一路小跑著衝出警署大門的格拉西亞·赤塔大口喘著粗氣,雖是在奔跑之時手忙腳亂,可是在那架富麗堂皇的馬車前不足三步的距離,他頓時宛若中了定身咒一般,飛也似地站定在了那扇描金木門之前。

縱使之前有著再多的煩悶委屈,氣喘籲籲的少校卻仍是將腰板挺得筆直,彷彿一尊石塑的軍人像那般,不敢有絲毫的懈怠。

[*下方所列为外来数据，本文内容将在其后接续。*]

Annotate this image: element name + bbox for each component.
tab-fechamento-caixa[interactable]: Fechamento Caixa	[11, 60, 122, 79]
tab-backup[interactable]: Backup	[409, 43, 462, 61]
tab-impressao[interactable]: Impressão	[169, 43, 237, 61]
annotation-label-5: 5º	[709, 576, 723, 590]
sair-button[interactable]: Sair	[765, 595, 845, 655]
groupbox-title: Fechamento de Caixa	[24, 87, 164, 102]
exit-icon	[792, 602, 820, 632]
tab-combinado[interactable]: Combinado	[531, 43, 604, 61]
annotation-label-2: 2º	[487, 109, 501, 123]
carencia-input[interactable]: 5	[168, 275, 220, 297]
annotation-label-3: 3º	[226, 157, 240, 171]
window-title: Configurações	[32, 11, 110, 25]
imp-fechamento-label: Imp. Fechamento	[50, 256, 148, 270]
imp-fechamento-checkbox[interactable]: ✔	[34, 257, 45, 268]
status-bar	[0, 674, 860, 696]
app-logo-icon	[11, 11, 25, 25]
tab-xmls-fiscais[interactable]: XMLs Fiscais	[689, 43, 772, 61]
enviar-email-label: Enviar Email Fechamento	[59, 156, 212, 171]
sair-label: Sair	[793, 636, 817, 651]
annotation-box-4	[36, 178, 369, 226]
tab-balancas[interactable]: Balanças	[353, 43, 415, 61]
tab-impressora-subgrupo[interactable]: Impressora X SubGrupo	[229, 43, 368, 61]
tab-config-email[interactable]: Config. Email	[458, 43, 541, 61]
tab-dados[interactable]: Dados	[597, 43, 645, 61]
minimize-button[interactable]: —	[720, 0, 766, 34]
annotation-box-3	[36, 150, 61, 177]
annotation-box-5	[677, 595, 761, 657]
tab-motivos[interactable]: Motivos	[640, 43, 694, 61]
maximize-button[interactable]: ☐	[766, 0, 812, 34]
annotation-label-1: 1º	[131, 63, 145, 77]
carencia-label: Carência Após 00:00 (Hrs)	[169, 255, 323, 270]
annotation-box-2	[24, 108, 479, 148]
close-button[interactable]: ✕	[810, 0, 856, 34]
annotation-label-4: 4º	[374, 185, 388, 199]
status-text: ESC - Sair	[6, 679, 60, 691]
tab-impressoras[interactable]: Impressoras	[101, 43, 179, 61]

「現隸屬帝國陸軍中部方面軍少校,委託代理新鄉民團副團長的格拉西亞·德·赤塔向長官問好!請長官指示!」

少校的面容不由得如仆傭一般卑怯,不敢正面直視那張不苟言笑的冷峻面龐。那雙將驚詫與不甘強壓在深淵之中的眸子,此刻亦再不能遊移:只是恍惚如刺釘一般,釘住了那三枚在陽光下反射著耀眼光亮的璀璨金星。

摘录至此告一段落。